A Seattle cyberwag says that the name “SLATE” is appropriate, because whenever he asks anyone from Microsoft, “How’s your project coming along?” the answer he usually gets is, “’s late.” SLATE, in fact, has been reasonably prompt. Less than six months ago, it was a four-page memorandum and a single Internet naif. SLATE is not the first “webzine,” but everyone in this nascent business is still struggling with some pretty basic issues. Starting an online magazine is like starting a traditional paper magazine by asking: “OK, you chop down the trees. Then what?”
This strikes me as disingenuous: “Kodak” and “Zoosk” are empty vessels — coined words with no inherent meaning — while “Slate” is a dictionary word with plenty of real-world connotations, including “a surface on which to write.” In other words, it was never a blank Slate. Kinsley missed an opportunity to tell a credible, compelling story.
As for the man behind the Slate name — well, he has an interesting name story himself. Slate published a profile of David Weld in June 1997. It begins:
David Weld is a nephew of William Weld, the former governor of Massachusetts. He is a grandson of David Weld, the founding partner of White, Weld, the once-great Wall Street investment bank. He grew up, as Welds often do, in New York City and was educated, as Welds often are, at Andover. At every step of his early life he was groomed for his seat at the high table of American WASP culture.

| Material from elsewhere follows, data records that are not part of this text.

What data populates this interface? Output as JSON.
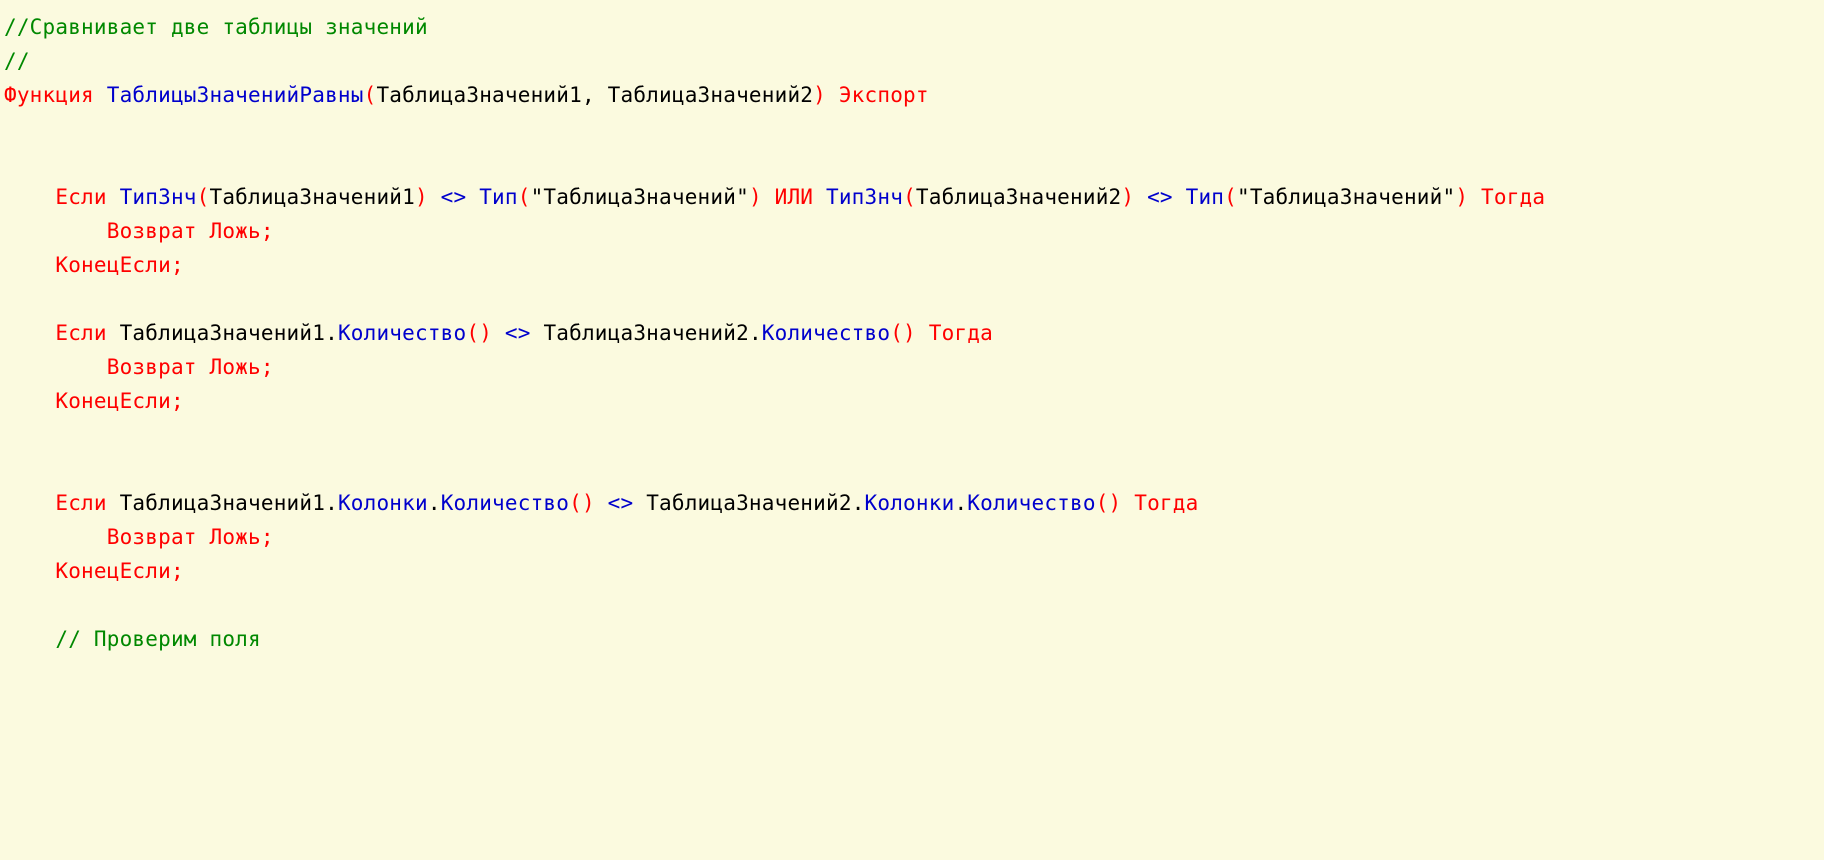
{
  "code": {
    "line1_comment": "//Сравнивает две таблицы значений",
    "line2_comment": "//",
    "func_kw": "Функция",
    "func_name": "ТаблицыЗначенийРавны",
    "func_open": "(",
    "func_args": "ТаблицаЗначений1, ТаблицаЗначений2",
    "func_close": ")",
    "export_kw": "Экспорт",
    "if1_if": "Если",
    "if1_typznch1": "ТипЗнч",
    "if1_open1": "(",
    "if1_arg1": "ТаблицаЗначений1",
    "if1_close1": ")",
    "if1_neq1": " <> ",
    "if1_typ1": "Тип",
    "if1_open2": "(",
    "if1_str1": "\"ТаблицаЗначений\"",
    "if1_close2": ")",
    "if1_or": " ИЛИ ",
    "if1_typznch2": "ТипЗнч",
    "if1_open3": "(",
    "if1_arg2": "ТаблицаЗначений2",
    "if1_close3": ")",
    "if1_neq2": " <> ",
    "if1_typ2": "Тип",
    "if1_open4": "(",
    "if1_str2": "\"ТаблицаЗначений\"",
    "if1_close4": ")",
    "if1_then": "Тогда",
    "return_false": "Возврат Ложь;",
    "endif": "КонецЕсли;",
    "if2_if": "Если",
    "if2_obj1": "ТаблицаЗначений1",
    "if2_dot1": ".",
    "if2_count1": "Количество",
    "if2_par1": "()",
    "if2_neq": " <> ",
    "if2_obj2": "ТаблицаЗначений2",
    "if2_dot2": ".",
    "if2_count2": "Количество",
    "if2_par2": "()",
    "if2_then": "Тогда",
    "if3_if": "Если",
    "if3_obj1": "ТаблицаЗначений1",
    "if3_dot1": ".",
    "if3_cols1": "Колонки",
    "if3_dot2": ".",
    "if3_count1": "Количество",
    "if3_par1": "()",
    "if3_neq": " <> ",
    "if3_obj2": "ТаблицаЗначений2",
    "if3_dot3": ".",
    "if3_cols2": "Колонки",
    "if3_dot4": ".",
    "if3_count2": "Количество",
    "if3_par2": "()",
    "if3_then": "Тогда",
    "check_fields_comment": "// Проверим поля",
    "indent1": "    ",
    "indent2": "        ",
    "space": " "
  }
}
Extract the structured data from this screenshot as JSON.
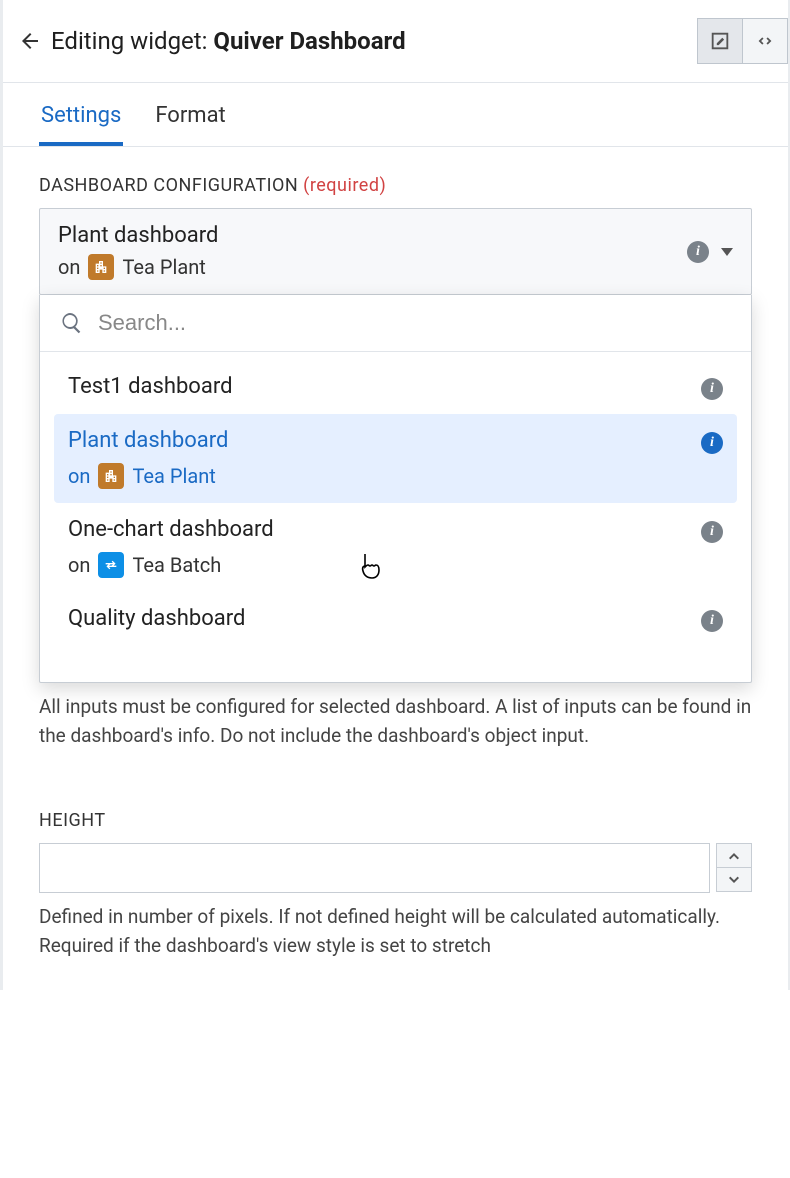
{
  "header": {
    "prefix": "Editing widget: ",
    "name": "Quiver Dashboard"
  },
  "tabs": {
    "settings": "Settings",
    "format": "Format"
  },
  "dashboardConfig": {
    "label": "DASHBOARD CONFIGURATION",
    "required": "(required)",
    "selected": {
      "title": "Plant dashboard",
      "on": "on",
      "object": "Tea Plant"
    },
    "searchPlaceholder": "Search...",
    "options": [
      {
        "title": "Test1 dashboard"
      },
      {
        "title": "Plant dashboard",
        "on": "on",
        "object": "Tea Plant",
        "iconType": "brown",
        "selected": true
      },
      {
        "title": "One-chart dashboard",
        "on": "on",
        "object": "Tea Batch",
        "iconType": "blue"
      },
      {
        "title": "Quality dashboard"
      }
    ],
    "peek": "",
    "helpText": "All inputs must be configured for selected dashboard. A list of inputs can be found in the dashboard's info. Do not include the dashboard's object input."
  },
  "height": {
    "label": "HEIGHT",
    "value": "",
    "helpText": "Defined in number of pixels. If not defined height will be calculated automatically. Required if the dashboard's view style is set to stretch"
  }
}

He’s now, the piece concludes, a “millionerd” — a quaintly modest moniker in our new era of broligarchs and superbillionaires.
The author of that Weld profile, by the way, is someone you may have heard of: Michael Lewis. Back in 1997 Lewis was working his way up the editorial ladder, having published his first book, Liar’s Poker, in 1989. His breakout success, Moneyball, would come in 2003. A few years later Graydon Carter hired him to write for Vanity Fair, where he famously earned $10 a word for his long-form journalism — considerably more, I’m guessing, than he’d made at Slate, and more than almost any other American journalist alive at the time, or now.
On the Autopian blog, reporter David Tracy called it “the craziest automotive debut I’ve ever seen.” No showroom, no glamour: The truck was simply parked on Abbot Kinney Boulevard. Tracy: “Yes, it’s an extremely trendy street in a popular part of the LA metro area, and yes the car was wrapped in an extremely strange livery for a fake service company that drives babies around on the car’s roof to get them to fall asleep, but still: This was a relatively subtle way to show a new company’s first car.” Photos of the “Cryshare” truck here.
Slate Auto’s URL is Slate.auto. As I’ve said many times, a dot-com domain isn’t your only ticket to brand success.
That would be the same Michael Kinsley for whom the Kinsley gaffe — “In American politics, an occurrence of someone telling the truth by accident” — is named. See my 2011 post.
I'm sure the name genesis stories are meant to convey insight to deep thoughts. Yet they bring along so much more.
Bezos likes the re: prefix -- the yearly AWS conference is named re:Invent, and they also used that name for one of the Amazon buildings in downtown Seattle.